Spray cooling/spray chilling adalah dua metode mikroenkapsulasi yang memang relatif sama dengan metode spray drying. Perbedaan kedua metode ini dengan metode spray drying terletak pada suhu udara yang digunakan pada ruangan pengering dan aplikasi penyalutan. Pada metode spray drying menggunakan udara panas untuk menguapkan solvent dari dispersi penyalut sedangkan metode spray cooling/spray chilling menggunakan udara dingin untuk menurunkan suhu yang dipertimbangkan di bawah titik pembekuan dari lemak cair yang digunakan sebagai penyalut (Bakan dan Anderson, 1978).

Metode spray cooling umumnya menggunakan bahan penyalut berupa minyak nabati dengan titik leleh berkisar 45-122°C sedangkan pada metode spray chilling menggunakan bahan penyalut berupa minyak nabati dengan titik leleh 32-42°C. Aplikasi kedua metode ini umumnya terbatas untuk enkapsulasi bahan inti yang berbentuk padat seperti vitamin dan mineral (Risch dan Anderson, 1995).

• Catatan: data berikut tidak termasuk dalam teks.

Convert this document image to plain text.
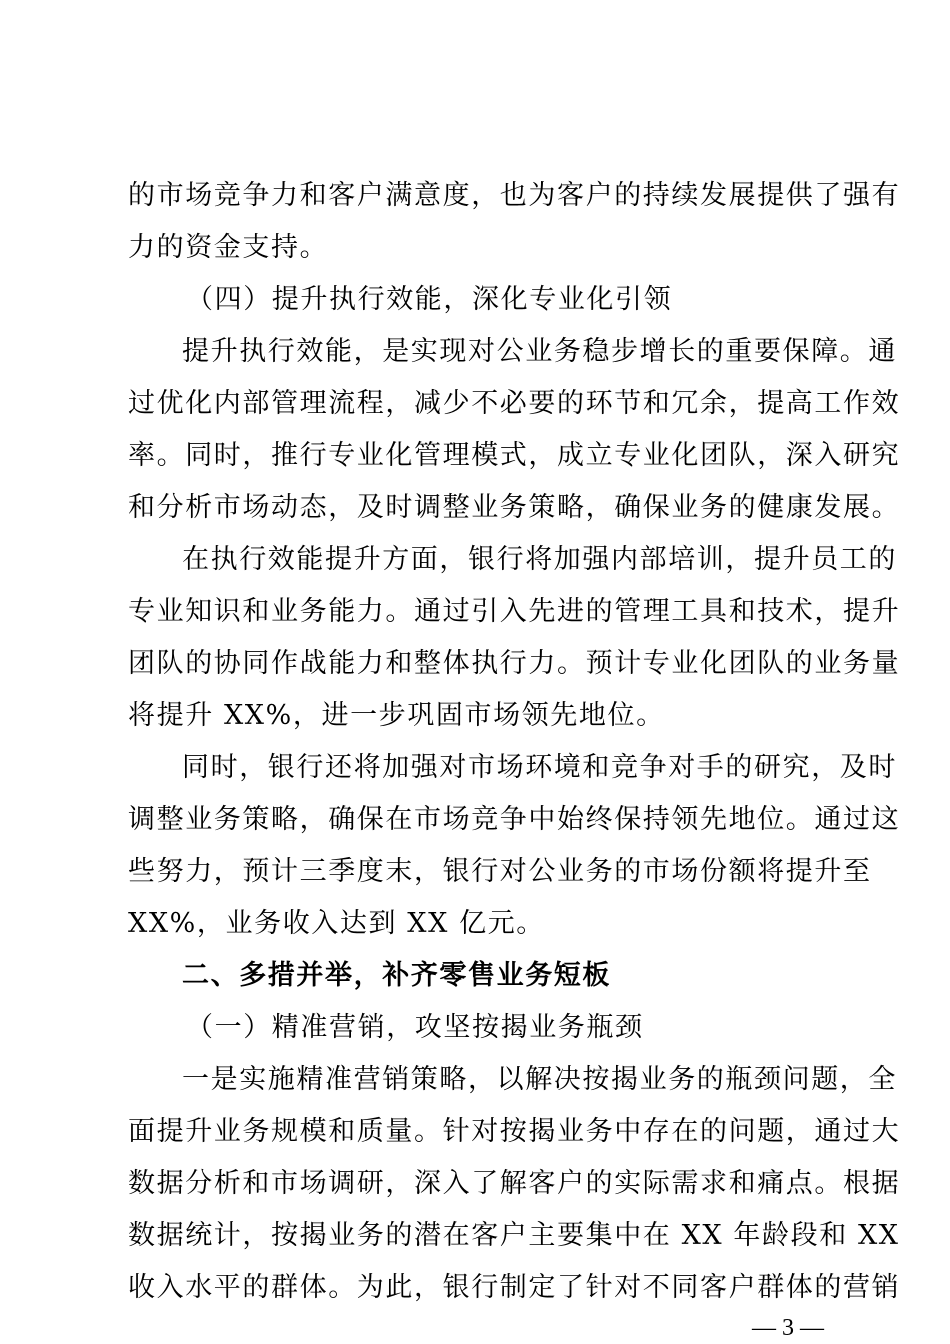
的市场竞争力和客户满意度，也为客户的持续发展提供了强有
力的资金支持。
（四）提升执行效能，深化专业化引领
提升执行效能，是实现对公业务稳步增长的重要保障。通
过优化内部管理流程，减少不必要的环节和冗余，提高工作效
率。同时，推行专业化管理模式，成立专业化团队，深入研究
和分析市场动态，及时调整业务策略，确保业务的健康发展。
在执行效能提升方面，银行将加强内部培训，提升员工的
专业知识和业务能力。通过引入先进的管理工具和技术，提升
团队的协同作战能力和整体执行力。预计专业化团队的业务量
将提升 XX%，进一步巩固市场领先地位。
同时，银行还将加强对市场环境和竞争对手的研究，及时
调整业务策略，确保在市场竞争中始终保持领先地位。通过这
些努力，预计三季度末，银行对公业务的市场份额将提升至
XX%，业务收入达到 XX 亿元。
二、多措并举，补齐零售业务短板
（一）精准营销，攻坚按揭业务瓶颈
一是实施精准营销策略，以解决按揭业务的瓶颈问题，全
面提升业务规模和质量。针对按揭业务中存在的问题，通过大
数据分析和市场调研，深入了解客户的实际需求和痛点。根据
数据统计，按揭业务的潜在客户主要集中在 XX 年龄段和 XX
收入水平的群体。为此，银行制定了针对不同客户群体的营销
— 3 —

Koaservasi adalah suatu istilah yang digunakan untuk menerangkan fenomena pemisahan fase dalam sistem koloid. Pemisahan fase erat kaitannya dengan pengendapan atau flokulasi zat koloid. Menurut Komari (1994), terdapat dua jenis metode koaservasi, yaitu koaservasi sederhana dan koaservasi kompleks. Koaservasi sederhana hanya menggunakan satu jenis polimer sebagai bahan penyalut, sedangkan koaservasi kompleks

menggunakan lebih dari satu jenis polimer. Terbentuknya dinding/koaservat yang menyelaputi bahan inti pada metode ini disebabkan oleh netralisasi dari koloid yang mempunyai muatan yang berlawanan pada pH tertentu. Magdasi dan Vinetsky (1996) menyatakan bahwa koaservasi kompleks telah digunakan untuk mengkapsulkan beberapa jenis bahan inti seperti minyak makan, vitamin E, vitamin C, minyak parfum, minyak kedelai, dan minyak atsiri yang diaplikasikan untuk obat-obatan, kosmetika dan makanan.

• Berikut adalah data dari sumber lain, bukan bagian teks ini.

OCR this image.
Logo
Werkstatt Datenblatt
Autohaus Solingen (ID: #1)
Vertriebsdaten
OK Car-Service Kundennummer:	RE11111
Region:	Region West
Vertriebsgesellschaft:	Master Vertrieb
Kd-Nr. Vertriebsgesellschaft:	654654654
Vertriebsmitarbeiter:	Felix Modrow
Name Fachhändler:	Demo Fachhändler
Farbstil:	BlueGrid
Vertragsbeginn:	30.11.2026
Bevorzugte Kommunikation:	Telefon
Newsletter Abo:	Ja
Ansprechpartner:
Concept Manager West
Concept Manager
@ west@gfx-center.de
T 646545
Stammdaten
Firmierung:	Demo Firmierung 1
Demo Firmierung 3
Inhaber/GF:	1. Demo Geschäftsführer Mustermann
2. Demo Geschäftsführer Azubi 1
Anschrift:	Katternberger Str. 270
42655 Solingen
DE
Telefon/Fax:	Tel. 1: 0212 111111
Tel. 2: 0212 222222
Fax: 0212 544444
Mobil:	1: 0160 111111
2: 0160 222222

Kokristalisasi merupakan metode yang menggunakan sukrosa sebagai bahan penyalut, hal ini dapat merujuk penelitian mikroenkapsulasi oleoresin pala (Chandrayani, 2002). Dalam kokristalisasi, enkapsulasi terjadi akibat kristalisasi spontan dari sukrosa yang menghasilkan bentuk yang mengelompok dengan jarak ukuran 3-300μm yang diantaranya akan tersalut bahan inti. Proses enkapsulasi ini lebih mudah namun pemilihan bahan penyalut terbatas dan produk yang dihasilkan tidak seperti produk enkapsulasi metode lainnya yang berbentuk kristal kecil dan halus.

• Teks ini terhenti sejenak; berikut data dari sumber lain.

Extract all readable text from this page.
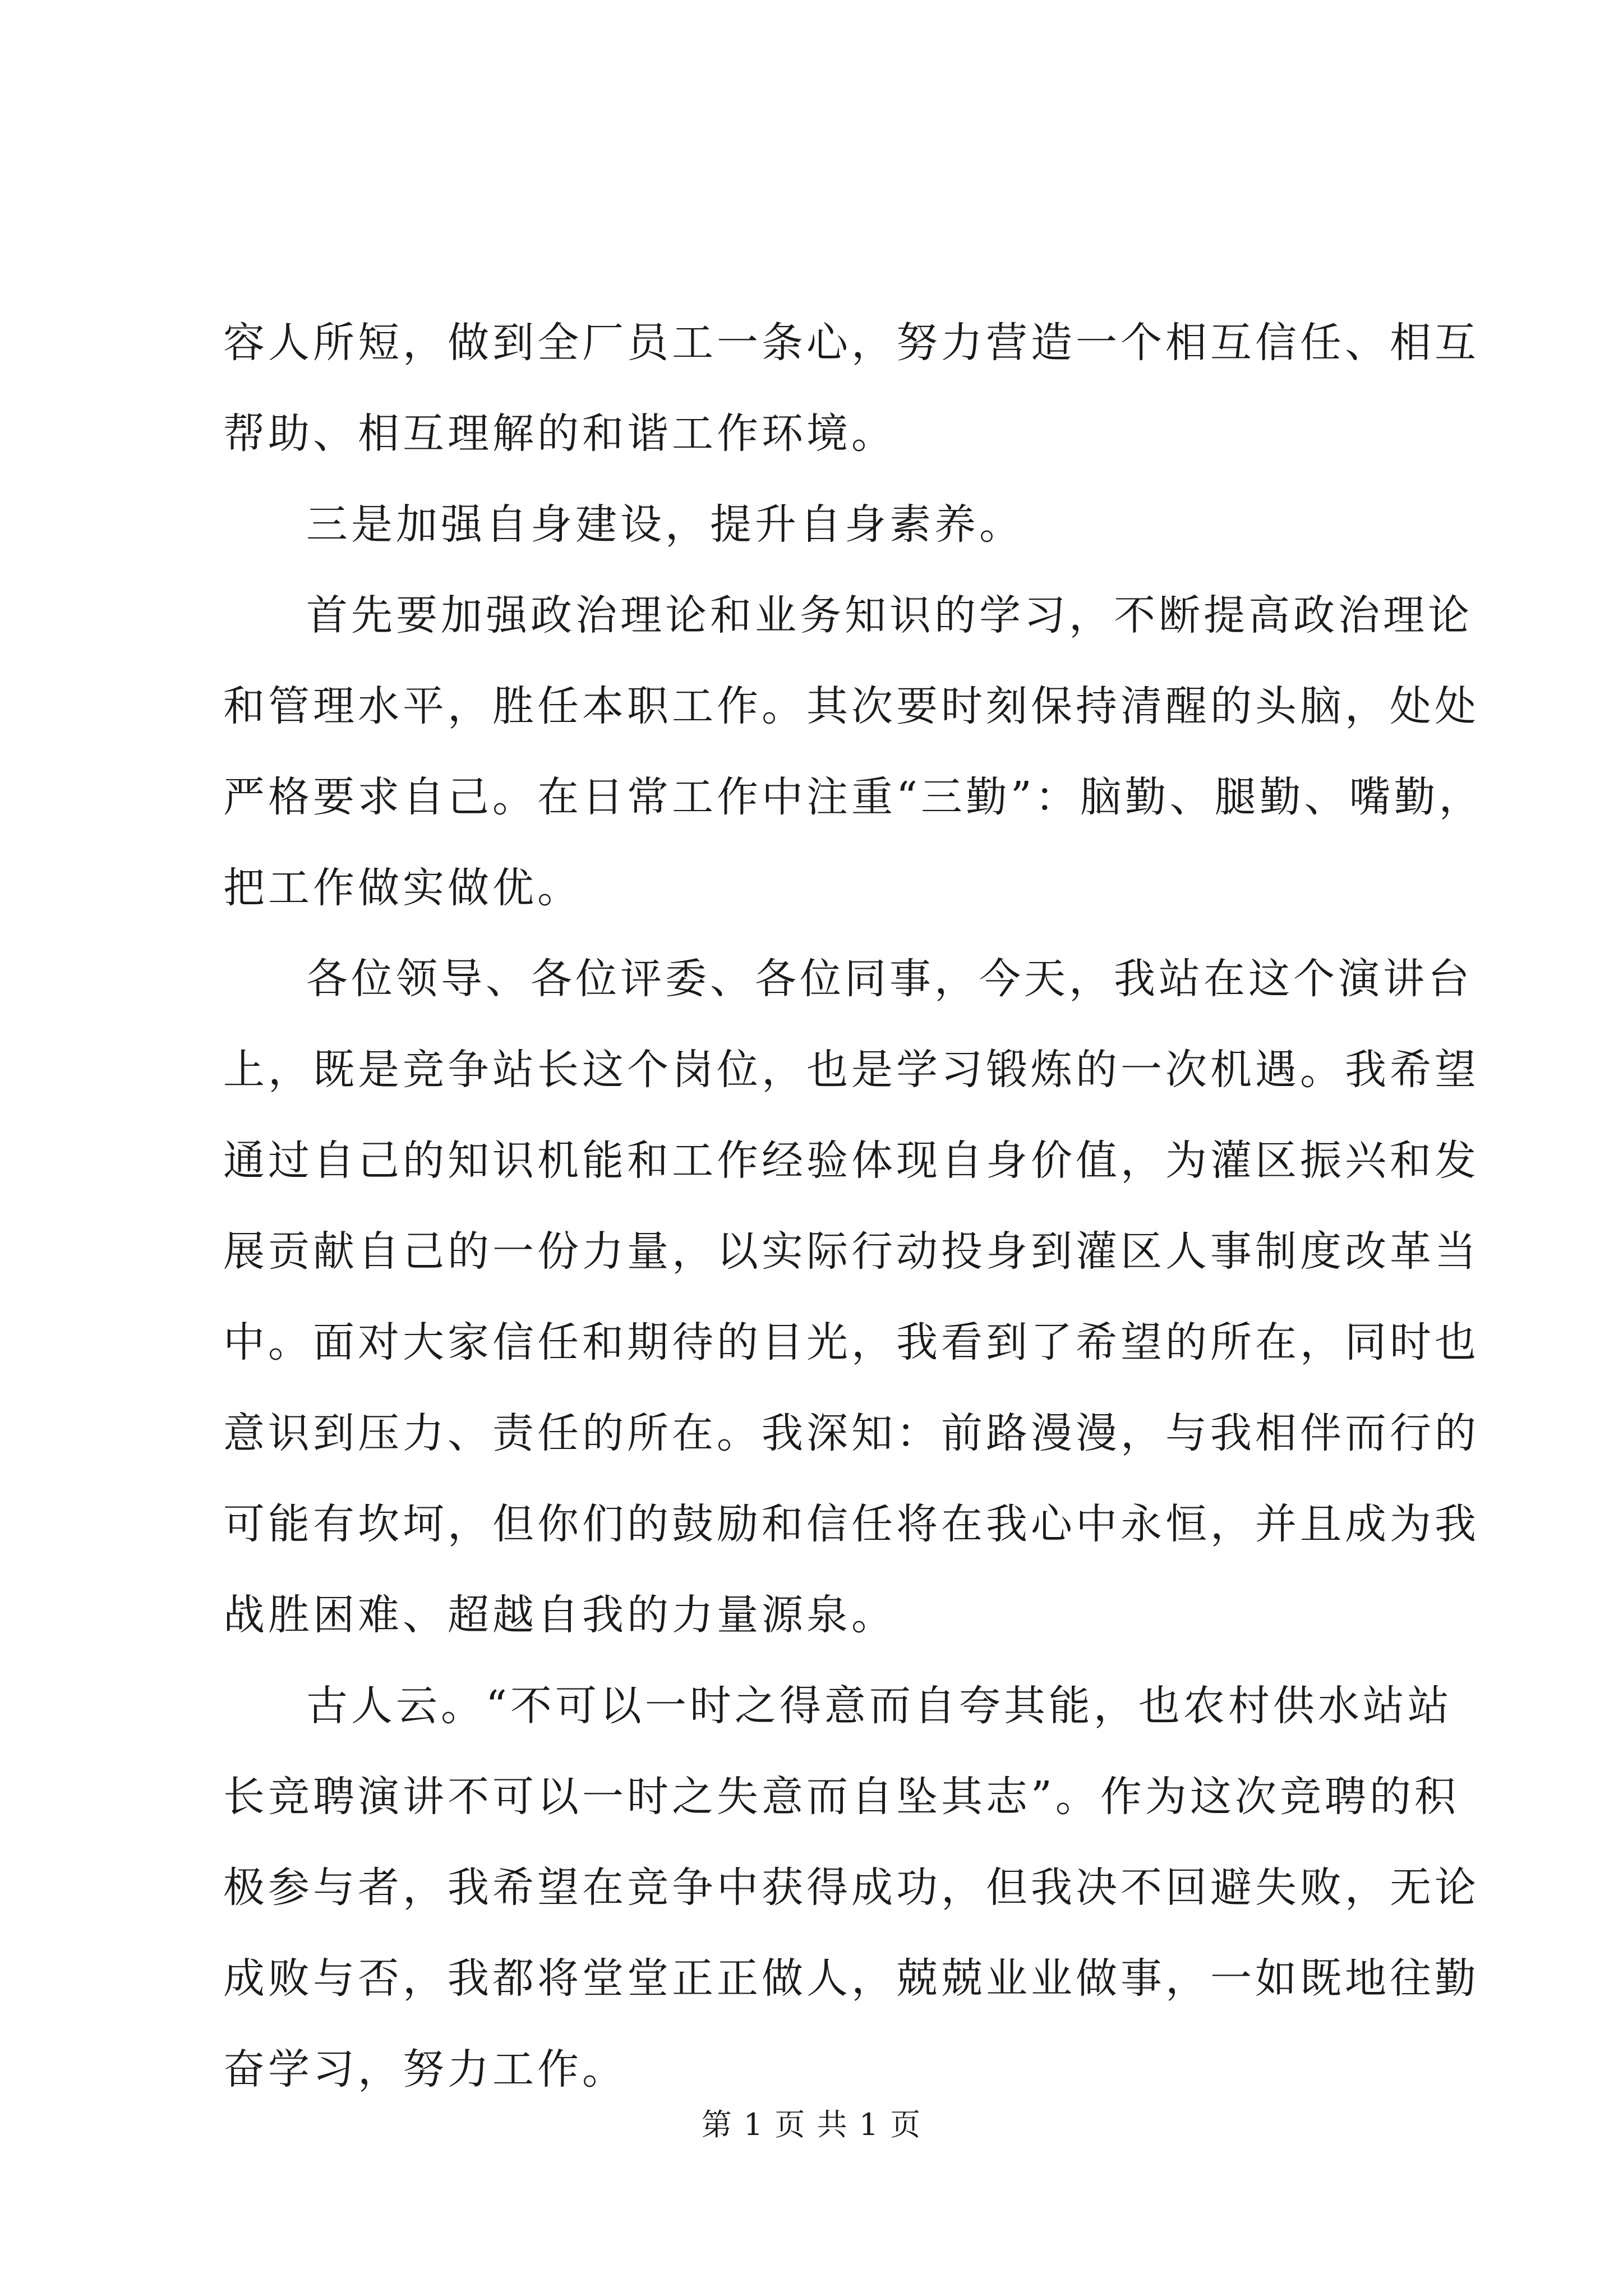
容人所短，做到全厂员工一条心，努力营造一个相互信任、相互
帮助、相互理解的和谐工作环境。
三是加强自身建设，提升自身素养。
首先要加强政治理论和业务知识的学习，不断提高政治理论
和管理水平，胜任本职工作。其次要时刻保持清醒的头脑，处处
严格要求自己。在日常工作中注重“三勤”：脑勤、腿勤、嘴勤，
把工作做实做优。
各位领导、各位评委、各位同事，今天，我站在这个演讲台
上，既是竞争站长这个岗位，也是学习锻炼的一次机遇。我希望
通过自己的知识机能和工作经验体现自身价值，为灌区振兴和发
展贡献自己的一份力量，以实际行动投身到灌区人事制度改革当
中。面对大家信任和期待的目光，我看到了希望的所在，同时也
意识到压力、责任的所在。我深知：前路漫漫，与我相伴而行的
可能有坎坷，但你们的鼓励和信任将在我心中永恒，并且成为我
战胜困难、超越自我的力量源泉。
古人云。“不可以一时之得意而自夸其能，也农村供水站站
长竞聘演讲不可以一时之失意而自坠其志”。作为这次竞聘的积
极参与者，我希望在竞争中获得成功，但我决不回避失败，无论
成败与否，我都将堂堂正正做人，兢兢业业做事，一如既地往勤
奋学习，努力工作。
第 1 页 共 1 页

Dari berbagai metode diatas, spray drying adalah metode yang paling umum untuk proses enkapsulasi komponen flavor. Keuntungan penggunaan metode ini antara lain adalah ketersediaan peralatan yang sederhana, biaya proses relatif rendah, pilihan yang luas dalam penggunaan bahan penyalut, kemampuan retensi bahan volatil yang baik, dan stabilitas flavor yang dihasilkan juga sangat baik (Reineccius, 1988). Keuntungan lain dari metode spray drying adalah teknologinya sudah banyak dikuasai sehingga mudah diaplikasikan, mampu memproduksi kapsul dalam jumlah banyak, bahan penyalut yang cocok untuk spray drying juga layak sebagai bahan makanan, dan bahan penyalut yang digunakan larut dalam air sehingga dapat melepaskan bahan inti tanpa adanya bahan penyalut yang mengendap (Thies, 1996).